It took the mayor 65 minutes to read the 1 percent income tax ordinance aloud.
By PETER H. MILLIKEN
VINDICATOR STAFF WRITER
CRAIG BEACH -- Village residents can plan on paying a 1 percent village income tax beginning July 1.
In an emergency meeting filled with heated debate, in which tempers flared even on procedural matters, village council voted 3-2 Thursday to approve the tax, which is to take effect in 30 days. One council seat is vacant.
Voting in favor of the tax were council members George Meleski, who made the motion for it, Catherine Finney, who seconded the motion, and Yvonne Andrews.
Voting against were Councilmen Dennis Champion and Larry Ellis. "I feel that there is no need for this," Champion said of the tax. Champion said he thinks it is being imposed only to allow Mayor Camille Gaia and the three council members favoring it to hire their friends for village jobs.
But Gaia said the tax, which will raise $70,000 a year, is necessary to provide services to village residents. The tax will go toward the police and street departments and village administration and paying for a state audit.
Objection at start: As the meeting convened, Ellis protested Thursday's meeting, complaining that he, Champion and the public didn't get proper notice of the meeting and that the tax was sent through the three readings required for passage within a mere seven days.
Because the meetings on May 24 and Tuesday, at which the tax ordinance received first and second readings, respectively, were special meetings, and Thursday's meeting was an emergency meeting, Ellis complained the public didn't get a chance to comment on the tax.
"This is a very important issue. You're imposing a tax. The public has a right to speak about a tax. By doing it this way, the public cannot speak," Champion said.
Ellis said the tax was invalidly passed because the May 29 meeting lacked a quorum, which he said was four council members, at the time second reading was given to the tax. Champion, who was present for the start of that meeting, walked out after protesting what he said was inadequate notification of the meeting, leaving only three council members present when the tax got a second reading that day.
Ellis and Champion have written letters to Ohio Attorney General Betty D. Montgomery and J. Kenneth Blackwell, Ohio secretary of state, outlining their objections.
Mayor's response: The mayor said that he tax was validly passed and that he met all notification requirements for Thursday's meeting. He also said a village attorney told him three council members constitute a quorum. The mayor said no public comment period is required in special and emergency meetings and that quick consideration of the tax was a financial necessity.

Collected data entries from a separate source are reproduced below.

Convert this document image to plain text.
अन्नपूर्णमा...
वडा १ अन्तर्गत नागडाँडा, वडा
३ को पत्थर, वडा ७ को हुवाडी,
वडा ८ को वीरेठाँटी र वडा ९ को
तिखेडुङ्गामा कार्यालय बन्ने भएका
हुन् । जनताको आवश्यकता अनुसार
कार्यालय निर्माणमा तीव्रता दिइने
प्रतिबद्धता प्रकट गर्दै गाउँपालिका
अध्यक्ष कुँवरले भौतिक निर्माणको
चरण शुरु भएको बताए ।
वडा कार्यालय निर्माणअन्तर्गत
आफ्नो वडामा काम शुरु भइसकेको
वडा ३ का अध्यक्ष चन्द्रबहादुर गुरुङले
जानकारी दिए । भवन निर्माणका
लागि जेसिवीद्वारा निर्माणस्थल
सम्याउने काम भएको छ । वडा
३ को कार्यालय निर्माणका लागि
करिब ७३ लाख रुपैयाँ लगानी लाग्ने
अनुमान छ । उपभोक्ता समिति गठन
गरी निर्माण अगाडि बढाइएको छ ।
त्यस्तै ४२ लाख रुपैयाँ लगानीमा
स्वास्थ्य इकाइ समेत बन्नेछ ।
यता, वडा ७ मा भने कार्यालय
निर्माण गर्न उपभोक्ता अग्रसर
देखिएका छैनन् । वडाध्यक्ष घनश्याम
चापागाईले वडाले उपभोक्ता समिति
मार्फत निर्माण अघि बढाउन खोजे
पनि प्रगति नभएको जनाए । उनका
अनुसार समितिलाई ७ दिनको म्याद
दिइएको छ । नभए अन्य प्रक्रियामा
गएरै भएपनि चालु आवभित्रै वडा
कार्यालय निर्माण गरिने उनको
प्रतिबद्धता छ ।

Saying the public needed to be fully informed about the tax, Ellis asked the mayor to read aloud the entire tax ordinance, which consists of 10 pages of fine print. It took the mayor 65 minutes to read the ordinance.
Police report: During a procedural debate over a motion to adjourn, a thick village code book fell from the dais, where the mayor sits, and bent Ellis' eyeglass frame, knocking out a lens. Ellis filed a police report accusing the mayor of throwing the book onto his glasses. The mayor said he merely placed the book on the edge of the dais, and it fell as Ellis tried to grab it.
In other action, by the same 3-2 vote alignment, council appointed Richard Watson, who is now temporary police chief, as full-time police chief for one year, beginning July 1, at $340 a week.